During the COVID-19 crisis, Sen. Warner has been a strong advocate for Virginians, working to ensure that they get the funds to which they are entitled. Last April, he pressed the Treasury Department to ensure that families who are not normally required to file taxes do not need to wait until the following year to receive the additional $500 payment per dependent child that they were promised. He also successfully pushed the Treasury Department to allow Social Security recipients to automatically receive CARES Act direct cash assistance without needing to file a tax return.

A copy of the letter can be found here and below.

Dear Secretary Yellen and Commissioner Rettig,

I write today following the passage of the American Rescue Plan Act (ARPA) to raise specific issues my constituents had in accessing their second economic impact payments (EIP) in hopes those problems can be resolved and taken into consideration as the Internal Revenue Service (IRS) administers the third round of economic impact payments.

The Administration is well aware of the millions of Americans facing economic hardship, and should be applauded for its tireless work to deliver more relief as part of the ARPA. Further, I am appreciative of the IRS’s hard work throughout the pandemic. IRS employees have worked diligently to deliver hundreds of millions of dollars in EIPs to Americans while managing the risks associated with COVID-19.

Virginians continue to reach out with specific problems they are having, particularly those trying to access their second EIP. Below, I lay out the three most prevalent issues my staff has identified. To help me respond adequately to my constituents, please review the three issues and answer the following related questions.

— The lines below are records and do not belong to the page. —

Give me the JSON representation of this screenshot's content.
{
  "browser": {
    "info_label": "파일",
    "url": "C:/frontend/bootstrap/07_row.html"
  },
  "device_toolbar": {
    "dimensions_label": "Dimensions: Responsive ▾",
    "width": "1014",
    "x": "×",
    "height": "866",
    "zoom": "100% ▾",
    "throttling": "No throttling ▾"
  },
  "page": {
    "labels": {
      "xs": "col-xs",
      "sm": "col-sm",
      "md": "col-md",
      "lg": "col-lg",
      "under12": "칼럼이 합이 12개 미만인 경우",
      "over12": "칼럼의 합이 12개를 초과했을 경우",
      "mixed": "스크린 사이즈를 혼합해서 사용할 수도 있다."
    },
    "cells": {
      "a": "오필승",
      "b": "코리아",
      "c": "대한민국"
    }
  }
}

  1. Couples that filed a 2019 tax return as married filing jointly are reporting that only one spouse received a second EIP even though they received a joint EIP in the first round. When the spouse not receiving the payment checked the IRS’s Get My Payment App, there was no information. Is the couple’s only recourse to claim a Recovery Rebate Credit (RRC)? Is there a reason why the second EIP was treated differently in this situation? Can the IRS take steps to ensure the same problem does not occur with the third EIP?
  2. A number of my constituents who are Social Security recipients received the first EIP via direct deposit or direct express card but did not receive the second EIP. The IRS has said those constituents can file a tax return and claim a RRC but I am concerned for those Social Security recipients who are non-filers and are less equipped to file a tax return to claim their RRC. I am also concerned that these same constituents will not receive their third EIP. Please explain why the IRS did not send the second (December) round of EIPs automatically to Social Security recipients. Will the IRS commit to sending past due checks to Social Security recipients who should have received them? For the third round of EIPs, can the IRS commit to automatically sending checks to Social Security recipients? If not, why not?
  3. Last year, the IRS created a Non-Filers tool to allow non-filers to gain access to the first round of EIPs to address this problem and make it easier for non-filers to access their EIP. Why did the IRS not reopen the Non-Filers tool to help Americans access their second EIP? Will the IRS commit to reopening the Non-Filers tool for the third round of EIP to ensure non-filers can easily access their third EIP? And will they be allowed to use this tool to claim checks owed to them from the first two rounds?

A number of constituents reported that the IRS’s Get May Payment application showed that they would either receive their payment via direct deposit or check but they never received it. Although the payment was issued to them and they qualified based on their 2019 tax return, the RRC is based on their 2020 tax filing. In some situations this has eliminated constituents’ eligibility for the second EIP. Will the IRS offer any flexibility or recourse for constituents in these circumstances?

I know the IRS is working diligently to serve the American people, and I welcome our continued collaboration to help Americans across the country. Thank you for your attention to this important issue.